Member of the Arkansas House of Representatives from the Lonoke County district
- In office January 12, 1931 – January 14, 1935
- In office January 11, 1937 – January 13, 1941
- Preceded by: W.E. Fletcher

Speaker of the Arkansas House of Representatives
- In office January 11, 1937 – January 13, 1941
- Preceded by: Harve B. Thorn
- Succeeded by: Means Wilkinson

Personal details
- Born: John McKinnis Bransford November 29, 1901 Lonoke, Arkansas, U.S.
- Died: September 10, 1967 (aged 65) Little Rock, Arkansas, U.S.
- Party: Democratic

= John M. Bransford =

American politician

John McKinnis Bransford (November 29, 1901 – September 10, 1967) was an American politician. He was a member of the Arkansas House of Representatives, serving from 1931 to 1935, and 1937 to 1941. He was a member of the Democratic Party.

==Government==
Bransford won election to the Arkansas House of Representatives in 1930, representing one of Lonoke County's two seats in the chamber alongside W.B. Graham.
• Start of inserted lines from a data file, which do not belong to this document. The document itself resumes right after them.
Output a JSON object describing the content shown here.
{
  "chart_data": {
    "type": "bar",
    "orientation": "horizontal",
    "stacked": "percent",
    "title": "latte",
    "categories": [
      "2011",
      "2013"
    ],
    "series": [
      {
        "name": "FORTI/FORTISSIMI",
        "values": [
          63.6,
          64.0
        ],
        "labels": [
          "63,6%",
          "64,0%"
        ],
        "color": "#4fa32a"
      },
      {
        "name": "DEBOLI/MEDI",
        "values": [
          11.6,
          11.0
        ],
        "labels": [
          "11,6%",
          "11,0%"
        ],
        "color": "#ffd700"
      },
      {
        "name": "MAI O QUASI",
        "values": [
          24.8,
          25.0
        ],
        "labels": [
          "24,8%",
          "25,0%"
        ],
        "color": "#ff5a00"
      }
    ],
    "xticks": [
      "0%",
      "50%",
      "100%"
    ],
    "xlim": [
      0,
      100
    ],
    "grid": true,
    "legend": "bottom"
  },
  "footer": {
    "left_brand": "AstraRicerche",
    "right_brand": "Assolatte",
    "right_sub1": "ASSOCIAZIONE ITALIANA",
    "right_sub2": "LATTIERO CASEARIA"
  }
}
He was a member of the 48th General Assembly, and upon reelection in 1932, served in the 49th General Assembly, representing Lonoke County alongside A.J. Walls. Bransford did not return for the following term, when Lonoke County sent two different politicians to the House.

Upon winning election 1936, Bransford returned to Little Rock for the 51st General Assembly, representing Lonoke County, this time alongside Joe Foster. Bransford was elected Speaker of the Arkansas House of Representatives by his peers. Following reelection, Bransford returned to the House, remaining as speaker, for the 52nd General Assembly.